Malacrida: “The potential is there but it must be regulated”
Selling ourselves well abroad and being quick about visas and direct air links - the line to adopt according to the patron of Res Hospitality Business Developers
The direct contribution of tourism to national GDP was 66 billion euros in 2014 ( 4.1% of total GDP) and the estimate is for 1.8% growth in 2015, reaching + 2.1% in the next decade, taking forecasts to 82.4% billion, which will account for 4.6% of the GDP in 2025. Jobs in the sector are expected to grow as well by over 2% and, more importantly, in a rankings list of 184 countries worldwide, Italy is in seventh position for the importance of the contribution by tourism to the national GDP: We are reminded of these figures, recently elaborated by the WTTC ( World Travel & Tourism Council), by Marco Malacrida, owner of Res Hospitality Business Developers, to highlight the role of tourism in the economy. “The trend is favourable because demand is positive. We are in first place on the world’s wish list”, he starts by saying. An idyllic picture were it not for a series of obstacles. He has clear ideas on what needs to be done: “We need to be rapid and focus on a two- pronged course of action: honing the visa issuing system and promoting direct links between Italy and the new emerging markets”. One example is the Chinese Chengdu area with its 14 million inhabitants. “SEA”, he announces, “is negotiating licences for a direct link with Milan. Opening new corridors towards India and South East Asia is fundamental”. On the issue of visas, although steps have been taken, there is still a lot to be done to prevent too many barriers to entry: “In 2015, France issued 1.8 million for Chinese visitors against the half million issued by Italy”.

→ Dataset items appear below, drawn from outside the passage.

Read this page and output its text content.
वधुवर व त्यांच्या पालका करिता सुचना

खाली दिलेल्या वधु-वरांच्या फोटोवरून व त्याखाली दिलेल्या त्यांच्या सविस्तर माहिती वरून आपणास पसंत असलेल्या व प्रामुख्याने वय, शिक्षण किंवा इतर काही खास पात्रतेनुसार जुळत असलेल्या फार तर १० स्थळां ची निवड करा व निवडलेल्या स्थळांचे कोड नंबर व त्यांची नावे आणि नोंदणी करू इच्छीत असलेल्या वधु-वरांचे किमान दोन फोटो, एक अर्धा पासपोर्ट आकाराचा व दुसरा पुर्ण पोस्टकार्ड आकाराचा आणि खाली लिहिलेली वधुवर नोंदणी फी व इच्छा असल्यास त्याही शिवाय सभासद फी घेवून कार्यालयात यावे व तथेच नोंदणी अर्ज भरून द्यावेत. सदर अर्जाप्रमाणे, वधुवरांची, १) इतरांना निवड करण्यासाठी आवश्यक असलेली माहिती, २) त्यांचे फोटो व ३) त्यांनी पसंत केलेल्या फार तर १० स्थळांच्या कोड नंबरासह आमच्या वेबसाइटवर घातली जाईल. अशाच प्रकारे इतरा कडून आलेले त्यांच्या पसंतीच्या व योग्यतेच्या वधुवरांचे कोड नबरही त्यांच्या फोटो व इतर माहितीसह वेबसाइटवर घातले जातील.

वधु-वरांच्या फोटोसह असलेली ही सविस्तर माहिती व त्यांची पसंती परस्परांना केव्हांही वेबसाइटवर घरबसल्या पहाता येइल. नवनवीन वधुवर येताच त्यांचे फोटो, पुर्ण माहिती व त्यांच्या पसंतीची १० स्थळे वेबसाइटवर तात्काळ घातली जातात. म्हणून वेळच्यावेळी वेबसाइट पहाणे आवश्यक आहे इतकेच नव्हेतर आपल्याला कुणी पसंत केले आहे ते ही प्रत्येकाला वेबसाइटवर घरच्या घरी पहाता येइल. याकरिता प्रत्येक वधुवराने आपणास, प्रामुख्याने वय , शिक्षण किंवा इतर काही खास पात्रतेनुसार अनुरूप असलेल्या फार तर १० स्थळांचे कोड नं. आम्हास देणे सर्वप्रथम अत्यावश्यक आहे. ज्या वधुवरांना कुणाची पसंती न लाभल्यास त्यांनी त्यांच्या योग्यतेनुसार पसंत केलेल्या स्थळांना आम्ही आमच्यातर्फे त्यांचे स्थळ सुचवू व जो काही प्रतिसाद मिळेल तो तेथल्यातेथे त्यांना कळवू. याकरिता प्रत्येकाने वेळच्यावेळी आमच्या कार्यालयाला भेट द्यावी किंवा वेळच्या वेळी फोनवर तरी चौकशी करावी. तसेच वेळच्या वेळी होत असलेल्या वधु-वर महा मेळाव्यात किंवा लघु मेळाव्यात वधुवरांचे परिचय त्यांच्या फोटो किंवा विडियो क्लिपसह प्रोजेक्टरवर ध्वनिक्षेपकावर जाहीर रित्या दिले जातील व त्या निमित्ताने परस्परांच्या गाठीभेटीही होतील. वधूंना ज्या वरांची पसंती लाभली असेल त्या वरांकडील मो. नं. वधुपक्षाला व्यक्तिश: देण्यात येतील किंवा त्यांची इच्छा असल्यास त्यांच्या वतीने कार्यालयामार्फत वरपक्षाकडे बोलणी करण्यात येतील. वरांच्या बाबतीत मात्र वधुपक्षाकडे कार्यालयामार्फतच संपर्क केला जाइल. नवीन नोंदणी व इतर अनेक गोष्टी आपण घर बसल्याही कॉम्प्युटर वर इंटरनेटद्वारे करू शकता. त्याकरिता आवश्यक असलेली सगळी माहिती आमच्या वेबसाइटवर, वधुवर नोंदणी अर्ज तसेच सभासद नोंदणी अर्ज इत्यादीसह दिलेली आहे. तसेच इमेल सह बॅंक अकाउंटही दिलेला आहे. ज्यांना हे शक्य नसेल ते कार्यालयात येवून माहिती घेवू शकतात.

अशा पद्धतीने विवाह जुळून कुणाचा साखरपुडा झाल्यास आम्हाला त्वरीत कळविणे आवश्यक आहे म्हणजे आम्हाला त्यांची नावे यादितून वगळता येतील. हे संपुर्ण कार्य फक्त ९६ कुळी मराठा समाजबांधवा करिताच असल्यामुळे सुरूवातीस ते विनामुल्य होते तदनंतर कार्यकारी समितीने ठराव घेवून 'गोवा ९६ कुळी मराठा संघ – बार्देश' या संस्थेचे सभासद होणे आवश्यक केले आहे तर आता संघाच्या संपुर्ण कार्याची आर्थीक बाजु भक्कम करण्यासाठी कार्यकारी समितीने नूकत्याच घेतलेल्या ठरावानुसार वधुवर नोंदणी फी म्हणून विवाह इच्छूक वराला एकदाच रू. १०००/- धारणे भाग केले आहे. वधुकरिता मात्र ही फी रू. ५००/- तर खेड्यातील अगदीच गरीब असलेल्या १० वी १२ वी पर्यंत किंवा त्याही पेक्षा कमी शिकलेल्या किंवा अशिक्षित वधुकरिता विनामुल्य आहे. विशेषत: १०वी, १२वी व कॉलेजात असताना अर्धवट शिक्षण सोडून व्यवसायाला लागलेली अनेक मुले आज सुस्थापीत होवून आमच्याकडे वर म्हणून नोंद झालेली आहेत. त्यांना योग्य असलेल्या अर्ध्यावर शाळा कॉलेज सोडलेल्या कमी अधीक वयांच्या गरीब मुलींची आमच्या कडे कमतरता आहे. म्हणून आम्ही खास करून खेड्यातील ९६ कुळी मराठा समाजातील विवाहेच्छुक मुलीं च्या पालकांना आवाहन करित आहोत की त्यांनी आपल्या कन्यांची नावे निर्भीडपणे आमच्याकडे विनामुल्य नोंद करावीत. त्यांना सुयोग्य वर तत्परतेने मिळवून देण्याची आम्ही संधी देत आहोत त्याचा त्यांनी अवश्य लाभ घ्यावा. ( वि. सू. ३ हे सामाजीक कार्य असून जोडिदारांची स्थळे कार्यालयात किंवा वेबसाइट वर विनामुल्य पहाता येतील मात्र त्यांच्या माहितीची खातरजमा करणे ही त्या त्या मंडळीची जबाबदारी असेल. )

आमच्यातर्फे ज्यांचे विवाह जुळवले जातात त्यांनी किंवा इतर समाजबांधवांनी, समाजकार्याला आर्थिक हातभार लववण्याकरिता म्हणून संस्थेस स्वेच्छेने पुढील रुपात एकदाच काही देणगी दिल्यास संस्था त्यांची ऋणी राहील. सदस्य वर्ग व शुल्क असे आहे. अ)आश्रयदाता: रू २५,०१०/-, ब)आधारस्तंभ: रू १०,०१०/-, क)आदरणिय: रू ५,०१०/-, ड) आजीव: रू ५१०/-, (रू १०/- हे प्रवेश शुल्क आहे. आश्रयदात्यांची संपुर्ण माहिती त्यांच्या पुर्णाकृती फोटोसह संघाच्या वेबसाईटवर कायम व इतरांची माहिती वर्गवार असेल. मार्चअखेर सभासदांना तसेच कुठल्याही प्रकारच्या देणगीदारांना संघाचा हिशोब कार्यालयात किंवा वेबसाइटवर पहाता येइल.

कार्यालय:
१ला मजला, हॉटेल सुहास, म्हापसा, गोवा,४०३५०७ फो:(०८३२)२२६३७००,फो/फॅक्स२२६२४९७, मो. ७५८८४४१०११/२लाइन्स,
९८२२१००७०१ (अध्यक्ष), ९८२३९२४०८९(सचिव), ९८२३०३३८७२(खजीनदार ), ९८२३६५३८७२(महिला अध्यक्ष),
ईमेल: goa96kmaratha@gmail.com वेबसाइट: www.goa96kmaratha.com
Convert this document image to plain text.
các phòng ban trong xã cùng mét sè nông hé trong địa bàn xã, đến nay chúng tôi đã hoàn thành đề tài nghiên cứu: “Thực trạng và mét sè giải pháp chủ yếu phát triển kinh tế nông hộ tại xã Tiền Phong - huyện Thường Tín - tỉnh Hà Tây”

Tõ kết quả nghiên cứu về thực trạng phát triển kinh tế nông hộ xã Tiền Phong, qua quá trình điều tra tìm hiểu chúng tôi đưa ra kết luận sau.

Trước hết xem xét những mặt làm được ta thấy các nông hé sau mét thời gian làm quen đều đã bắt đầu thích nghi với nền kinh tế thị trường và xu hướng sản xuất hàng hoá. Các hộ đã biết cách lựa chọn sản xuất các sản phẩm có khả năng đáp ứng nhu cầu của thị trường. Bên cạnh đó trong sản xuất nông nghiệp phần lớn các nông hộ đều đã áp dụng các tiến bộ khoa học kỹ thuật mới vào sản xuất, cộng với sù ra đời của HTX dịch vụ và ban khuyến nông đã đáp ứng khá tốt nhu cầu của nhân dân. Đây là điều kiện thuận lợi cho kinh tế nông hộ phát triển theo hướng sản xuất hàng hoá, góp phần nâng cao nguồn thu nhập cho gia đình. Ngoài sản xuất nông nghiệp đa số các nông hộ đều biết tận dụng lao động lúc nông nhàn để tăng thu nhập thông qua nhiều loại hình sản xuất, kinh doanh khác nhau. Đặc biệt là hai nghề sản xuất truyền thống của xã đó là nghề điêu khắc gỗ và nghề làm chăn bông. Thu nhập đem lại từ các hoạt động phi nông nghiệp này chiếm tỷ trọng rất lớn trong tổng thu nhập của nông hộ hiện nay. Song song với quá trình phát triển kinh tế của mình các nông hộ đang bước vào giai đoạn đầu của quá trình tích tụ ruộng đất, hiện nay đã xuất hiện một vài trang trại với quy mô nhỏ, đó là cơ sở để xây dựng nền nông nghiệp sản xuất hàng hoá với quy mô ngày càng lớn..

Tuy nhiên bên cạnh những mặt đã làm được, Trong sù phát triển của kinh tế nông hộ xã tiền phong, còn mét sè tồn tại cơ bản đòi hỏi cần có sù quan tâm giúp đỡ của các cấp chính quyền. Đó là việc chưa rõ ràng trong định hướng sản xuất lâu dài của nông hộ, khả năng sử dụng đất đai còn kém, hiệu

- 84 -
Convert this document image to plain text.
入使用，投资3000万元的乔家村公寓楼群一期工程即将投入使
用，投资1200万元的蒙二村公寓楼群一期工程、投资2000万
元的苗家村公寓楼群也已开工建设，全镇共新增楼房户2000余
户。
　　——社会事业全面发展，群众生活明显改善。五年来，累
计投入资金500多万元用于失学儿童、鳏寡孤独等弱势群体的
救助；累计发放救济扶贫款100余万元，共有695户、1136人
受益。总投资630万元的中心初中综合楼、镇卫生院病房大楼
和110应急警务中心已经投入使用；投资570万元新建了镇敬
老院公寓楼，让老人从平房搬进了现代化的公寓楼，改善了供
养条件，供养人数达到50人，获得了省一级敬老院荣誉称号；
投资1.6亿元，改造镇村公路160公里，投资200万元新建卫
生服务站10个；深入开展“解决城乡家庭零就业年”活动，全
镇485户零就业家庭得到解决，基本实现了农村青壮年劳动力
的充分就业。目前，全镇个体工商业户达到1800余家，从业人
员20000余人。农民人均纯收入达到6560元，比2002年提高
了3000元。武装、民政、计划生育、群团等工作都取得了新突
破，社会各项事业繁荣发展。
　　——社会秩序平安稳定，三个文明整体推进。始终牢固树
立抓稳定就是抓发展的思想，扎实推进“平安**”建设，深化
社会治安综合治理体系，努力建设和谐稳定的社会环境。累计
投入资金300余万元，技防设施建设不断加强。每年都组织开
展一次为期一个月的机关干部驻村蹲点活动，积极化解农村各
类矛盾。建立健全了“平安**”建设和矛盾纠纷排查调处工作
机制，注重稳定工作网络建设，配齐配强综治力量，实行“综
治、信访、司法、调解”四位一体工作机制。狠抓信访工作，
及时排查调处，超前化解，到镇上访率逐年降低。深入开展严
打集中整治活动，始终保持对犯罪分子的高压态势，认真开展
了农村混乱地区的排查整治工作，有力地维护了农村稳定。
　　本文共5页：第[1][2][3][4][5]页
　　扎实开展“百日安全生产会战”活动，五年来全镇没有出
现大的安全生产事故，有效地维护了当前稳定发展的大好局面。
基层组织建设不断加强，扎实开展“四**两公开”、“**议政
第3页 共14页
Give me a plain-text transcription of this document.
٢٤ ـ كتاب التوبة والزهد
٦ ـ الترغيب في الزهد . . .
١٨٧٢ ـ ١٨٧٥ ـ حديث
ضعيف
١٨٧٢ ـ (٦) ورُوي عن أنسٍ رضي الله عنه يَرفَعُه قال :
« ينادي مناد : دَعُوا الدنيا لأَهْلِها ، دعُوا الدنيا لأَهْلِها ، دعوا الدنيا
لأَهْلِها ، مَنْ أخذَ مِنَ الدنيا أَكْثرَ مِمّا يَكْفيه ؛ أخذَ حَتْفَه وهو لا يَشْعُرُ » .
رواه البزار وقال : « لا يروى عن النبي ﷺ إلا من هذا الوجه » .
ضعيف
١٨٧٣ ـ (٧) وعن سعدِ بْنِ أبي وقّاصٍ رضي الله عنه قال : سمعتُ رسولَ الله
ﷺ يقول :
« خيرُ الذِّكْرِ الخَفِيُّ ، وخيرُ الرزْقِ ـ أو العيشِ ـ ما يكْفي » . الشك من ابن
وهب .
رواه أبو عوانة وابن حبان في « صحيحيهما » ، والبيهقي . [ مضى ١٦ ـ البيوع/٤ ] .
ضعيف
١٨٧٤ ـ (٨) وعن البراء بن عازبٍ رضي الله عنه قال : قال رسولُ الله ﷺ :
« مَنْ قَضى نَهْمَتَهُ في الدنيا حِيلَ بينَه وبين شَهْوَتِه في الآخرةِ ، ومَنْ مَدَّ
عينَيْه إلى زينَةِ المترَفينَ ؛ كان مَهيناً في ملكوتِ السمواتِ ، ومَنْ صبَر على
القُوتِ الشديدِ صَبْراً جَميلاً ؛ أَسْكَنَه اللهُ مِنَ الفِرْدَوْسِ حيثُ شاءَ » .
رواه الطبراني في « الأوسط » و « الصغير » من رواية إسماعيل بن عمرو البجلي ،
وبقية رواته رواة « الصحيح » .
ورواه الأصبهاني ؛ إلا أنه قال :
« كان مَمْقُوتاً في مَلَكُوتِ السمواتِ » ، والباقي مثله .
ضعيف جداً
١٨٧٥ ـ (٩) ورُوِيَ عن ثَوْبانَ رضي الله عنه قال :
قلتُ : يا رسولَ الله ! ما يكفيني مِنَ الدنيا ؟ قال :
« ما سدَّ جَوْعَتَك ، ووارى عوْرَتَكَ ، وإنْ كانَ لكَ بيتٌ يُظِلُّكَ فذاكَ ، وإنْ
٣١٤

The growing volume of bookings in Italy is happening on two levels, hotel and nonhotel, “but both must be regulated”, upholds Malacrida. The client will use both alternatively and therefore they will continue to co- exist, but they must be given the role of withholding agents”. This for two reasons: to guarantee safety and for economic and tax reasons. And while Airbnb for example is already a withholding agent in New York, here in Italy the question is more complicated, “because we
have bad short- term politics that are votes- based. Many are prospering in under- the- table illegal economics”, he explains, without mincing his words. Regarding the hospitality trend, the manager emphasises the most recent trend that sees a decisive improvement in bookings in secondary cities such as Turin, Mestre, Bologna, Matera, Ferrara and Mantua, “which have managed to attract attention thanks to the organisation of long- term events linked to art and culture”.
A driver for growth that must be leveraged in the future too. Two other aspects that encourage tourist presences in Italy are, on the one hand, the enhancement of the dollar and on the other the drop in demand for countries close to Italy such as Tunisia, Egypt and Turkey.
“There is great potential”, continues Malacrida, “but we need to learn how to sell ourselves better abroad. Spain and the Canaries in particular have realised how to best exploit the situation. Let’s invite foreign operators and journalists to try out our market”, he suggests, “let’s create niche charters ( bringing together golfing associations, traffic we then direct towards the golf courses in Lombardy or Sicily)”. After all, the inheritance left by Expo must be preserved with the planning of events and promotion of conferences with long- term initiatives. Enhancing the strong points also means “creating destination GDP”, focusing on synergies that can combine a visit to an exhibition or concert with shopping and other recreational activities. Social channels can play their part, but so far there “has not been any creation of added value. We should stop being self- referential and use story- telling in a different way, creating harmonious synergy focused on sales”.